Abierto en México el debate sobre la elección por voto popular de los magistrados de la Suprema Corte de Justicia de la Nación, las miradas comenzaron a volcarse hacia Sudamérica, a Bolivia concretamente, el único país en el mundo cuya Asamblea Constituyente el año 2006 incorporó en la Constitución Política del Estado boliviano una reforma que consagra esta democratización judicial.
El texto constitucional boliviano establece que la potestad de impartir justicia emana del pueblo (Artículo 178), que la ejerce mediante sufragio universal para elegir a las Magistradas y Magistrados del Tribunal Supremo de Justicia (Artículo 182), del Tribunal Agroambiental (Artículo 188), del Consejo de la Magistratura (Artículo 194) y del Tribunal Constitucional (Artículo 198). Es la Asamblea Legislativa Plurinacional (así se llama ahora el Congreso) la instancia que efectúa la preselección de postulantes y lo hace por votación de dos tercios de sus miembros presentes (Artículo 182), remitiendo luego al órgano electoral la nómina de precalificados, mismos que no pueden realizar campaña electoral. Es el Órgano Electoral el único encargado de difundir, en igualdad de condiciones, los méritos de quienes postulan. La elección judicial debe respetar los criterios de igual participación de hombres y mujeres, así como la participación proporcional de naciones y pueblos indígenas originarios (Artículo 147).
Se trata de un sistema complejo, que combina la democracia representativa en la preselección de candidaturas por la Asamblea Legislativa, con la democracia participativa en la elección por sufragio universal del soberano. Pero es únicamente la democratización de un espacio público cuyo hermetismo y mecanismos de exclusión de la participación popular fue defendido, por siglos, como si fuera uno de los fundamentos civilizatorios. La experiencia boliviana demuestra que es posible tal democratización sin que se pierda el equilibrio de poderes ni que lleve al colapso del sistema judicial.

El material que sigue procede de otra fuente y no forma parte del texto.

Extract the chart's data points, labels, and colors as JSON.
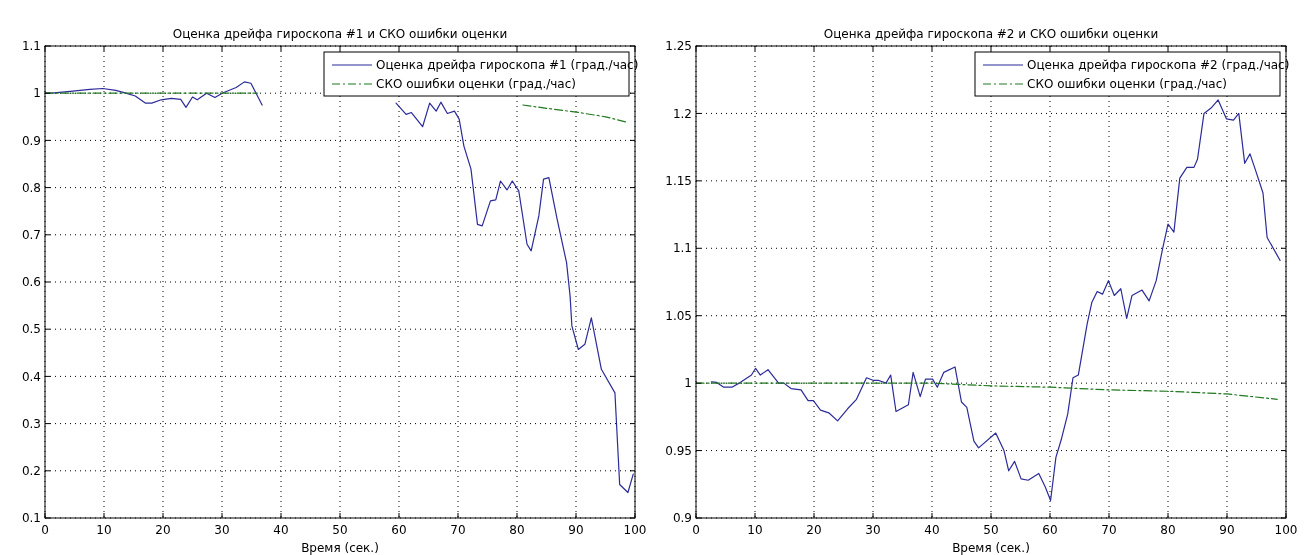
{
  "chart_data": [
    {
      "type": "line",
      "title": "Оценка дрейфа гироскопа #1 и СКО ошибки оценки",
      "xlabel": "Время (сек.)",
      "xlim": [
        0,
        100
      ],
      "xticks": [
        0,
        10,
        20,
        30,
        40,
        50,
        60,
        70,
        80,
        90,
        100
      ],
      "ylim": [
        0.1,
        1.1
      ],
      "yticks": [
        0.1,
        0.2,
        0.3,
        0.4,
        0.5,
        0.6,
        0.7,
        0.8,
        0.9,
        1,
        1.1
      ],
      "grid": true,
      "legend": "top right",
      "series": [
        {
          "name": "Оценка дрейфа гироскопа #1 (град./час)",
          "color": "#2b2b9a",
          "line_style": "solid",
          "x": [
            0,
            1.1,
            4.3,
            7.6,
            9.8,
            12,
            13.7,
            15.3,
            17,
            18.1,
            19.7,
            21.4,
            23,
            23.9,
            25,
            25.8,
            27.4,
            28.8,
            30.2,
            32.4,
            33.8,
            34.9,
            36.8,
            48,
            59.5,
            61.2,
            62.1,
            64,
            65.2,
            66.3,
            67.1,
            68.2,
            69.4,
            70.2,
            71,
            72.2,
            73.3,
            74.1,
            75.5,
            76.4,
            77.2,
            78.3,
            79.2,
            80.3,
            81.7,
            82.4,
            83.7,
            84.5,
            85.4,
            86.8,
            88.4,
            89,
            89.3,
            90.4,
            91.5,
            92.6,
            94.3,
            96.6,
            97.4,
            98.8,
            99.7
          ],
          "values": [
            1,
            1,
            1.004,
            1.008,
            1.01,
            1.006,
            1,
            0.994,
            0.979,
            0.979,
            0.986,
            0.989,
            0.987,
            0.97,
            0.992,
            0.986,
            1,
            0.991,
            1.001,
            1.012,
            1.024,
            1.021,
            0.975,
            null,
            0.979,
            0.955,
            0.959,
            0.929,
            0.979,
            0.962,
            0.981,
            0.957,
            0.962,
            0.945,
            0.888,
            0.839,
            0.722,
            0.719,
            0.772,
            0.774,
            0.814,
            0.795,
            0.814,
            0.793,
            0.68,
            0.666,
            0.74,
            0.818,
            0.821,
            0.733,
            0.641,
            0.57,
            0.507,
            0.457,
            0.468,
            0.524,
            0.415,
            0.365,
            0.171,
            0.154,
            0.193
          ]
        },
        {
          "name": "СКО ошибки оценки (град./час)",
          "color": "#207a20",
          "line_style": "dashdot",
          "x": [
            0,
            10,
            20,
            30,
            36,
            50,
            81,
            85,
            90,
            95,
            98.5
          ],
          "values": [
            1,
            1,
            1,
            1,
            1,
            null,
            0.975,
            0.968,
            0.96,
            0.95,
            0.939
          ]
        }
      ]
    },
    {
      "type": "line",
      "title": "Оценка дрейфа гироскопа #2 и СКО ошибки оценки",
      "xlabel": "Время (сек.)",
      "xlim": [
        0,
        100
      ],
      "xticks": [
        0,
        10,
        20,
        30,
        40,
        50,
        60,
        70,
        80,
        90,
        100
      ],
      "ylim": [
        0.9,
        1.25
      ],
      "yticks": [
        0.9,
        0.95,
        1,
        1.05,
        1.1,
        1.15,
        1.2,
        1.25
      ],
      "grid": true,
      "legend": "top right",
      "series": [
        {
          "name": "Оценка дрейфа гироскопа #2 (град./час)",
          "color": "#2b2b9a",
          "line_style": "solid",
          "x": [
            2.6,
            3.5,
            4.7,
            6.1,
            7.3,
            9.4,
            10.1,
            10.9,
            12.2,
            14,
            14.9,
            16.1,
            17.8,
            19,
            19.9,
            21.1,
            22.5,
            24,
            25.7,
            27.2,
            28.9,
            30.1,
            31,
            32.2,
            33,
            33.9,
            36,
            36.8,
            38,
            38.9,
            40.1,
            40.9,
            42,
            43.9,
            45,
            45.9,
            47.1,
            47.9,
            50.8,
            52.2,
            53,
            54,
            55.1,
            56.3,
            58.1,
            59.2,
            60.1,
            61,
            61.9,
            63,
            63.9,
            64.8,
            66.3,
            67.1,
            68,
            68.9,
            69.9,
            70.9,
            72,
            73,
            73.9,
            75.6,
            76.8,
            78,
            79.1,
            80,
            81,
            82,
            83.2,
            84.4,
            85,
            86.1,
            87.3,
            88.5,
            89.9,
            91.1,
            92,
            93,
            93.9,
            94.9,
            96.1,
            96.8,
            99
          ],
          "values": [
            1.001,
            1.0005,
            0.997,
            0.997,
            1,
            1.006,
            1.011,
            1.006,
            1.01,
            1,
            1,
            0.996,
            0.995,
            0.987,
            0.987,
            0.98,
            0.978,
            0.972,
            0.981,
            0.988,
            1.004,
            1.002,
            1.002,
            1,
            1.006,
            0.979,
            0.984,
            1.008,
            0.99,
            1.003,
            1.003,
            0.997,
            1.008,
            1.012,
            0.986,
            0.982,
            0.957,
            0.952,
            0.963,
            0.95,
            0.935,
            0.942,
            0.929,
            0.928,
            0.933,
            0.923,
            0.913,
            0.945,
            0.958,
            0.977,
            1.004,
            1.006,
            1.044,
            1.06,
            1.068,
            1.066,
            1.076,
            1.065,
            1.07,
            1.048,
            1.065,
            1.069,
            1.061,
            1.076,
            1.1,
            1.118,
            1.112,
            1.152,
            1.16,
            1.16,
            1.166,
            1.2,
            1.204,
            1.21,
            1.196,
            1.195,
            1.2,
            1.163,
            1.17,
            1.157,
            1.141,
            1.108,
            1.091
          ]
        },
        {
          "name": "СКО ошибки оценки (град./час)",
          "color": "#207a20",
          "line_style": "dashdot",
          "x": [
            0,
            20,
            40,
            50,
            60,
            70,
            80,
            90,
            98.5
          ],
          "values": [
            1,
            1,
            1,
            0.998,
            0.997,
            0.995,
            0.994,
            0.992,
            0.988
          ]
        }
      ]
    }
  ]
}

Se ha cuestionado que tal experiencia no logró los niveles de legitimidad democrática, o que tuvo magros resultados en cuanto a elección de magistrados y magistradas con elevados niveles de probidad y competencia.
En cuanto a la legitimidad, los sectores conservadores que buscan prescindir de la votación popular afirman que el nivel de abstencionismo y la cantidad de votos blancos y nulos, son una muestra de que el pueblo no está interesado o capacitado para elegir a los máximos operadores de justicia. Sin embargo, los datos electorales no parecen darles la razón: las elecciones judiciales del año 2011 y las del 2017 tuvieron alrededor del 80% de participación del padrón electoral, lo que es sumamente alto en las democracias latinoamericanas. El porcentaje (alrededor del 50%) de votos blancos o nulos se explica por la limitada campaña electoral pues, como se dijo, la disposición constitucional prohíbe realizar proselitismo. Luego entonces, las y los candidatos no son muy conocidos.
En cuanto a que resultaron electos algunos magistrados y magistradas que después incurrieron en actos de corrupción, no es algo exclusivo de un proceso de elección judicial, sino de todo proceso eleccionario. En prácticamente todas las democracias liberales, desde Japón, Filipinas, Sudáfrica, Inglaterra, Italia, Brasil, Ecuador, Argentina y un largo listado de países, en algún momento de su historia política se han elegido gobernantes incompetentes y corruptos, lo que no ha sido motivo para tratar de anular el derecho del pueblo a seguir eligiendo. Lo mismo aplica para los comicios judiciales.